Anemones-September charmers

By Andrew Collyer - Practical gardening

Published 08/09/2015 | 00:00

Prune lavenders. Hard but into live foliage growth

Rudbeckia fulvida 'Goldsturm'

Japanese anemones are one of autumns great providers. They actually start to flower in August but continue well into late October. They are incredibly tough and easy to grow.

Their botanical name comes under either Anemone japonica or Anemone x hybrida and commonly they are called Japanese Anemones or windflowers.

Anemone takes its name from the greek gods of the wind Anemoi, hence windflower. Japanese Anemone is slightly confusing because these plants orginate from China but have been cultivated in Japan for centuries.

Their charm, apart from their ease and prolificness, is their simplicity. Ask a small child to draw a flower and chances are they will produce something gardeners might identify as a Japanese Anemone. A simple rosette of petals around a central hub of yellow stamens and tiny flowers. Their simple elegance is a welcome relief from the summers flowering carnival.

Japanese Anemones will grow anywhere sun or shade, dry or damp. If they do have a downside it is that they can become a bit invasive. They are a long lived perennial that dies back to an evergreen cluster of leaves for winter.

They are particularly useful in shade and actually do better there than in full sun. In shade they grow taller, tend to have larger flowers and have a cleaner healthier leaf.
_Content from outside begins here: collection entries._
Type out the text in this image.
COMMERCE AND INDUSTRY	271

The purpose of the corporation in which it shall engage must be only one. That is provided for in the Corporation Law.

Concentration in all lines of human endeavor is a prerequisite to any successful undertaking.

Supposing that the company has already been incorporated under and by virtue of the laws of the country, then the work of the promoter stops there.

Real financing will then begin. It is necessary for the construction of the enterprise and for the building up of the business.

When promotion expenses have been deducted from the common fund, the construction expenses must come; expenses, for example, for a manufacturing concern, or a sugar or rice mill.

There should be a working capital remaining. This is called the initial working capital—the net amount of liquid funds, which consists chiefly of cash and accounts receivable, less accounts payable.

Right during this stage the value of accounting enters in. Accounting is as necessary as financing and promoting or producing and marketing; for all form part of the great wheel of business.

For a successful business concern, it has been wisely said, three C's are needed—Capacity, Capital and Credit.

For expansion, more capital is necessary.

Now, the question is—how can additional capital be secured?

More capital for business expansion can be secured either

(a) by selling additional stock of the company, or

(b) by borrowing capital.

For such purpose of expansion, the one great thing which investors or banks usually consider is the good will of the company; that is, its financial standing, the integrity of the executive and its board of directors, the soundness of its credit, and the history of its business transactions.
Don't be put off growing them in the sun though as they are great planting partners with other September sun lovers like Rudbeckia 'Golsturm' and Aster 'Little Carlow' . In the shade they compliment hardy Fuchsia like 'Mrs Popple' and and all types of Hydrangeas.

Anemones like to be in the ground where they can root deeply. They have unusual roots or if you dig them up appear to have no roots at all just tough woody stem like structures that break off from some unreachable deep source. These are roots however and when grown in pots for sale they often look unhappy and little worse for wear. Flowers are often small and leaves worn looking. But trust in the fact that once in the soil they will make a recovery and become strong and healthy, although you may have to wait for next spring for the transformation.

When planting prepare your soil well incorporating compost and fertiliser and digging deeply to allow easy access for the plants deep seeking root system to establish. In dry sunny beds a mulch will help keep the plant roots cool and moist.

If in time your Anemones spread from their allotted space try digging unwanted plants up, although because of the nature of the roots breaking they may reshoot. The careful use of Roundup will work and will only kill off the areas sprayed not the entire plant. Dead head the long lasting flowers as the petals fall.

Some good varieties to grow include: A. 'Honorine Jobert' the best single white with yellow centre. A .'Whirlwind' has semi double white flowers with a yellow centre. A . 'September Charm' is single pink with darker pink on the reverse petal. A. 'Hadspen Abundance' is also a single pink with three pink petals and two slightly smaller petals in a darker pink. A. ' Prinz Heinrich' is a semi double pink.

You can mix all colours together and the look great. The height can vary, in the sun around three feet in the shade up to five.